Australia announces first national firearms amnesty since 1996

Australia's Minister for Justice, Michael Keenan of the Liberal Party, is encouraging those with heirlooms guns they are looking to get rid of to bring them in to police (Photo: Parliament of Australia)

Australia’s Minister for Justice, Michael Keenan of the Liberal Party, is encouraging those with heirloom guns they are looking to get rid of to bring them in to police (Photo: Parliament of Australia)

Justice Minister Michael Keenan announced plans on Friday to allow those with illegal or unregistered guns to turn them in without compensation.

The three-month National Firearms Amnesty will begin on July 1 to remove unwanted firearms from the island continent with a population of around 24 million. While there have been several state and regional turn-in events, this will be the first nationwide period in over two decades.

“This is as much about giving a family a chance to get rid of an old heirloom as it is about getting rid of guns off our streets,” said Keenan.

Australia held a nationwide gun buyback in 1996 following a mass killing known as the Port Arthur massacre, where a gunman murdered 35 people and injured 24. The measure led to severe restrictions on firearms including an outright ban on most semi-automatic and pump-action rifles and shotguns. During the enactment of the law, the government bought back nearly 700,000 guns at a cost of $500 million.

The effect of the buyback is subject to debate.

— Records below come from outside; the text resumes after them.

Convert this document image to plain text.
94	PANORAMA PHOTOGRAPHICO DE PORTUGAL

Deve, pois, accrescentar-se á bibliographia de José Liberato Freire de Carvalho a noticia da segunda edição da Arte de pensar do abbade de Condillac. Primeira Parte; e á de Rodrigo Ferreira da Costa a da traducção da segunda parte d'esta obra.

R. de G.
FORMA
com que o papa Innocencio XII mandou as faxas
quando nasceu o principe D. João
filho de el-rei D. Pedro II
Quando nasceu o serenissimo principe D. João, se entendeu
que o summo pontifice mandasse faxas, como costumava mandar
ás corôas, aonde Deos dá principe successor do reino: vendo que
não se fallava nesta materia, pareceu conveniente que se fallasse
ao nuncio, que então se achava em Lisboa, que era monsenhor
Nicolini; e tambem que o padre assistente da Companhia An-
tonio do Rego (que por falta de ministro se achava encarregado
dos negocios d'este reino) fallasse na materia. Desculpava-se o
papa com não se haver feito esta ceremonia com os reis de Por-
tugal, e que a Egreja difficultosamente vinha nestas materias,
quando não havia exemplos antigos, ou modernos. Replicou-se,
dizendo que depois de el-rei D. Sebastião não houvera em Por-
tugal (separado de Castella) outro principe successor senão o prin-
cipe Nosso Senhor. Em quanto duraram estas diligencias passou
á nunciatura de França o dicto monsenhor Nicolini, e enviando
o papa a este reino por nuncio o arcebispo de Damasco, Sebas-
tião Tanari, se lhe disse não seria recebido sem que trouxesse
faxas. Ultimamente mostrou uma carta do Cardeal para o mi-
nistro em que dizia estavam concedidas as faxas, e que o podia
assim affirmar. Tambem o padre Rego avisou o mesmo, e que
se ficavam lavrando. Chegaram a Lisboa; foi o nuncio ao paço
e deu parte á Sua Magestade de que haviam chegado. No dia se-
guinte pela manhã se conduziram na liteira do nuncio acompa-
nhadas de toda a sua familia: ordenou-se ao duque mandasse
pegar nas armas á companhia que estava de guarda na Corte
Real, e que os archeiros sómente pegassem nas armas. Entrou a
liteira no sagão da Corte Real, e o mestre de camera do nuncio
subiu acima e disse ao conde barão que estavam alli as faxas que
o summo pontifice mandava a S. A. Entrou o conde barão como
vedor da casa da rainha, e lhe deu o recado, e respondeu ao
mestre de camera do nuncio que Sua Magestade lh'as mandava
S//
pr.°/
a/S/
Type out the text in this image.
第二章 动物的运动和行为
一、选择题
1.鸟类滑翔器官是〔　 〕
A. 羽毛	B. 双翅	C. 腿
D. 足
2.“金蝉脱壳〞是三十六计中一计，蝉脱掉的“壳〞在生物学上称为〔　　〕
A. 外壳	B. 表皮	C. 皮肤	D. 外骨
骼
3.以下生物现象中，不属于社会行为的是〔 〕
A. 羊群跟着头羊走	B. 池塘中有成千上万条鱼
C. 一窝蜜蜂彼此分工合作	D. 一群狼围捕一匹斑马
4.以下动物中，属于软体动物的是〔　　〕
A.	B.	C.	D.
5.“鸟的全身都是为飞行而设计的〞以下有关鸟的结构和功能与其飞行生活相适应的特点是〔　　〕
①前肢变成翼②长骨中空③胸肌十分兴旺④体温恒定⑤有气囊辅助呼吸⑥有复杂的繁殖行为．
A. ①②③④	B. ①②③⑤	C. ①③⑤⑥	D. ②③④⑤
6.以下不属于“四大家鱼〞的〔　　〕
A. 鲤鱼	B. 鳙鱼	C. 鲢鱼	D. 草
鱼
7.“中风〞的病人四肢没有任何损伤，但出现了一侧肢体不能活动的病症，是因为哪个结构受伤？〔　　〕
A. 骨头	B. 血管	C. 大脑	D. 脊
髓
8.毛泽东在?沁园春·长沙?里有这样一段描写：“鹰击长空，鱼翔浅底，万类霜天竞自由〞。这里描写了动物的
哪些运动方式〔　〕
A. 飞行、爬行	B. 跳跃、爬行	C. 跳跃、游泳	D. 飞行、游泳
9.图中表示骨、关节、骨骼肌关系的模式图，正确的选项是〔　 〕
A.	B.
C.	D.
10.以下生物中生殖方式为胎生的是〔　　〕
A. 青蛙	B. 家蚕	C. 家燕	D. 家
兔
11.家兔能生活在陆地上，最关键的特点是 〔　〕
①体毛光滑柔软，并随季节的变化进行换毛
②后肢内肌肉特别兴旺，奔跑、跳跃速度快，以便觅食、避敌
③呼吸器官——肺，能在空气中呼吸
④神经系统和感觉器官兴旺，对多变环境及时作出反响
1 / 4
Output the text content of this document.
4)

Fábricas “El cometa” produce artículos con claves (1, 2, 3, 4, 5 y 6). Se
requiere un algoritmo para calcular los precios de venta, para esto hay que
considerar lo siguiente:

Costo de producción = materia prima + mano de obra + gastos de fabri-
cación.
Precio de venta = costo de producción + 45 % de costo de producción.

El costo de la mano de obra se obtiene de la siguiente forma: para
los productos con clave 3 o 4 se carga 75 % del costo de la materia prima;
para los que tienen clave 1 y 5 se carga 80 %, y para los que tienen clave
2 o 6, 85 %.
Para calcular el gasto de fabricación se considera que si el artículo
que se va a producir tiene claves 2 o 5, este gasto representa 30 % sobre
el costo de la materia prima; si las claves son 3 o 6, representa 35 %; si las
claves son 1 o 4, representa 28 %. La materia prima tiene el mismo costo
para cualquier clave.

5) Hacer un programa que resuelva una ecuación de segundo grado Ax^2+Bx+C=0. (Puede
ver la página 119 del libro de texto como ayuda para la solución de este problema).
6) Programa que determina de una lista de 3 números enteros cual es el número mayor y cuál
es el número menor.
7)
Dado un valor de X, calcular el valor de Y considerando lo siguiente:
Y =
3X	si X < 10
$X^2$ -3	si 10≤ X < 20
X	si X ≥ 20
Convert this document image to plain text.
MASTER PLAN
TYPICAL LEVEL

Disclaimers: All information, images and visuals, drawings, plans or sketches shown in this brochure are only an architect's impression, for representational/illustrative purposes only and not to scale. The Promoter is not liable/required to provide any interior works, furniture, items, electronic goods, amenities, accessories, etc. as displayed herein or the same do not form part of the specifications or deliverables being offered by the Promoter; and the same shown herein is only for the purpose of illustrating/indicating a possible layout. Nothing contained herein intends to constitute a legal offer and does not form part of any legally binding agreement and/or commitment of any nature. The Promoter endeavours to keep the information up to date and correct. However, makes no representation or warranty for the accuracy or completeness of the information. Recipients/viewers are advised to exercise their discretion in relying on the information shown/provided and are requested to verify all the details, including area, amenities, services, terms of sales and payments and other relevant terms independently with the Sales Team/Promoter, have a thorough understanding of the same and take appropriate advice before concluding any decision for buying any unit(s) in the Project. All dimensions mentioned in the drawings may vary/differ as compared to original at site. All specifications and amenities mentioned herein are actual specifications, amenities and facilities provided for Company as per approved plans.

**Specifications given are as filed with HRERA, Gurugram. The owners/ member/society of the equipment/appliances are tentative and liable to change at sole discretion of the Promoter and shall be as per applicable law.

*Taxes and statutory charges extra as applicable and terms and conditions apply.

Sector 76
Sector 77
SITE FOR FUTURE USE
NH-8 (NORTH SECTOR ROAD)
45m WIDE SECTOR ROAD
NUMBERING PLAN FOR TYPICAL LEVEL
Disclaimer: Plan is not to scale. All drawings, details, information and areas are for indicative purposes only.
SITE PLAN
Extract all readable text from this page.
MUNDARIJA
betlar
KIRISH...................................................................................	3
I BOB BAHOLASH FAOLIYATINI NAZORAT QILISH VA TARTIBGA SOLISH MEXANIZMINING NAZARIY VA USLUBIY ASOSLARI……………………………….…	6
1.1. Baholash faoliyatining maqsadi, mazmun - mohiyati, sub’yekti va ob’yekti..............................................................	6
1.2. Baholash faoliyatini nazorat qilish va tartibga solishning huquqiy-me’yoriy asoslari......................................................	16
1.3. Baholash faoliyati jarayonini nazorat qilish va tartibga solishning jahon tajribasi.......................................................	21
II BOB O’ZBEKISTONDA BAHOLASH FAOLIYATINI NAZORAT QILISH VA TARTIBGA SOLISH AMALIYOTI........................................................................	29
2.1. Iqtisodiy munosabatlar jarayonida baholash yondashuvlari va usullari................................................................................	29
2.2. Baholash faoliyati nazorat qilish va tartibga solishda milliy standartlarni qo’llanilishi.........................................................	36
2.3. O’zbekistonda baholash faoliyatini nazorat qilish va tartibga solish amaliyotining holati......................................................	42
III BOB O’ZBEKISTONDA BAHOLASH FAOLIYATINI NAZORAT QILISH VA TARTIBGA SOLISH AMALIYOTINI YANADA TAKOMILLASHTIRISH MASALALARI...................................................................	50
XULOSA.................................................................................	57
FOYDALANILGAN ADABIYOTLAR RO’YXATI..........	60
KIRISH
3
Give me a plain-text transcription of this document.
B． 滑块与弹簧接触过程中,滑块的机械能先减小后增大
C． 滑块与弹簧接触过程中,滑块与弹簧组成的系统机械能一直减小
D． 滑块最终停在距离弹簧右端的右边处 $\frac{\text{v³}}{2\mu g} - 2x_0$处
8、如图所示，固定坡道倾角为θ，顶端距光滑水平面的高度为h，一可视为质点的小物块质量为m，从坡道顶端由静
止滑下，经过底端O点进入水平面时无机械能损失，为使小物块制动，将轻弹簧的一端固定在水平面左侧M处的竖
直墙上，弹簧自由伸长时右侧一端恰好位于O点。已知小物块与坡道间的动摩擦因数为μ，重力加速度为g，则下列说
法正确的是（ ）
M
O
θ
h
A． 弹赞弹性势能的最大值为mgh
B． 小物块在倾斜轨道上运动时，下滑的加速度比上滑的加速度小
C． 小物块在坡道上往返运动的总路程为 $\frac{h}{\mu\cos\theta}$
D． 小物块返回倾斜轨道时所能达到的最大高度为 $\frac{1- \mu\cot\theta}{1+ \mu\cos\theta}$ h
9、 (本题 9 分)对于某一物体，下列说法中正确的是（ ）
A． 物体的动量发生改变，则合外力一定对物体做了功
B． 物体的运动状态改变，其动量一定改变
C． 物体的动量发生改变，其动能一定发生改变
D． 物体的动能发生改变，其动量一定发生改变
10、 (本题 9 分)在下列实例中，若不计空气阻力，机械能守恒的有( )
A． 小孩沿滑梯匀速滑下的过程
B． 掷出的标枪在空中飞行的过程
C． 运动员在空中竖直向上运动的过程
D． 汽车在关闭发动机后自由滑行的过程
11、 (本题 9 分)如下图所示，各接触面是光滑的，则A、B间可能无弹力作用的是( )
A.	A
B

While conflicting studies have argued violent crime statistics have gone up while others hold they have dropped in the past 20 years, Melbourne – Australia’s second largest city – has seen 100 shootings since 2015. In the past decade, firearms offenses have more than doubled from 2,308 to 4,947.

According to a 2016 report by the Australian Criminal Intelligence Commission, there were 2.89 million legally registered firearms in the country in the hands of 816,000 license holders. Meanwhile, the illicit market is believed to contain somewhere between 300,000 and 600,000 unregistered guns, many trafficked by organized crime groups, including outlaw motorcycle gangs.

The availability of firearms to criminals has been a talking point in the country in recent weeks following a terror attack known as the Brighton Siege last month where a 29-year-old Somali-born Australian on parole killed a hostage before dying in a shootout with police. The shotgun used in the incident, for which terror group ISIS has claimed responsibility, was illegally obtained.

“Sadly, as recent events have shown us, just one gun in the wrong hands can be deadly. I encourage Australians to take this opportunity to help remove unregistered firearms from the community,” said Keenan.

Australians found with an unregistered firearm outside of an amnesty period risk a fine of as much as about $213,000 U.S. and 14 years in jail.

Firearms turned in during the amnesty, which will end Sept. 30, will be slated for destruction at no cost to those surrendering them.